Healthcare and social assistance was the dominant driver, contributing 188,000 jobs across the quarter — more than a third of the total. Hospitals added 64,000 positions, ambulatory care services added 78,000, and nursing and residential care facilities added 46,000. The sector has now added jobs in 60 consecutive months, the longest streak on record.

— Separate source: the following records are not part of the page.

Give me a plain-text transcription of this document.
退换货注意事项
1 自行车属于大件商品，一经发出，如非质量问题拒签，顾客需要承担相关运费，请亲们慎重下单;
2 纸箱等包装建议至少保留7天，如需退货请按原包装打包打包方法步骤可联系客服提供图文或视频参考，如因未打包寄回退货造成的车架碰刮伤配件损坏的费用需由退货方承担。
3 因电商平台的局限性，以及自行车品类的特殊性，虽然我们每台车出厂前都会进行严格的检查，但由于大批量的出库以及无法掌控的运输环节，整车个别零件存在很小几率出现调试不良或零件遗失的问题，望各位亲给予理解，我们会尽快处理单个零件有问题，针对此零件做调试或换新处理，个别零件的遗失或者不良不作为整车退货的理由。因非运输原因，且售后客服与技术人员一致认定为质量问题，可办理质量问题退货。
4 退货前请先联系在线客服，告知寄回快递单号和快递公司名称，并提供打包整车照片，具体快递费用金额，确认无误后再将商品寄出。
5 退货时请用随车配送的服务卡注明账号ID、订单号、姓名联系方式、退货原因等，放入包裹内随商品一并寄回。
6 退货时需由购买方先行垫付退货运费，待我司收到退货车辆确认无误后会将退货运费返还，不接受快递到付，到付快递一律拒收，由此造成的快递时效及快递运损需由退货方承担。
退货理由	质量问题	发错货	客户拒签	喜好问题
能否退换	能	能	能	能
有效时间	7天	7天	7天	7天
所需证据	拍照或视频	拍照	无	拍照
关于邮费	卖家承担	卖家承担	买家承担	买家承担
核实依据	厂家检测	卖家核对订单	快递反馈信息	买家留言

Government employment added 92,000 jobs, almost entirely at the state and local level, with public school staffing rebuilding after pandemic-era attrition. Federal government employment was essentially flat, reflecting both attrition policies and the continued unwinding of pandemic-era hiring at agencies like the IRS and SSA.
Leisure and hospitality contributed 78,000 jobs, with food services and drinking places accounting for the bulk of gains. The sector is now within 1.5% of its pre-pandemic peak and continues to benefit from elevated services consumption. Hotel and accommodation employment, which lagged through 2023, has now recovered to within 3% of February 2020 levels.
Construction added 51,000, supported by strong activity in single-family homebuilding and continued rollout of federally funded infrastructure projects. Specialty trade contractors added 38,000, residential building added 7,500, and heavy and civil engineering added 5,500. Nonresidential building was flat.
Professional and business services contributed just 64,000 — a notable slowdown from 2024 and reflective of softer demand for staffing and IT consulting services. Within the sector, employment services (which captures most temporary help) lost 22,000, while computer systems design added 18,000.
Manufacturing was a drag, shedding 14,000 jobs across the quarter as the goods-producing sector continued to contract. Retail trade was essentially flat, with gains at warehouse clubs and online retailers offset by losses at department stores and electronics dealers. Information and finance both posted small declines.
Average hourly earnings rose 3.9% year over year — modestly above the rate of consumer price inflation and consistent with productivity-led real wage growth. Wage gains were largest in healthcare (4.7%), construction (4.4%), and leisure and hospitality (4.2%), and smallest in information (2.6%) and finance (2.9%). The wage growth premium for job switchers over stayers, which peaked at 280 basis points in 2022, has narrowed to about 80 basis points — the lowest since 2018 and a sign that the labor market has substantially rebalanced.
Looking forward, most forecasters expect Q2 to come in near the Q1 pace, with a gradual deceleration through year-end as the cumulative impact of restrictive monetary policy continues to feed through. Healthcare, construction, and government are likely to remain the primary engines of job creation.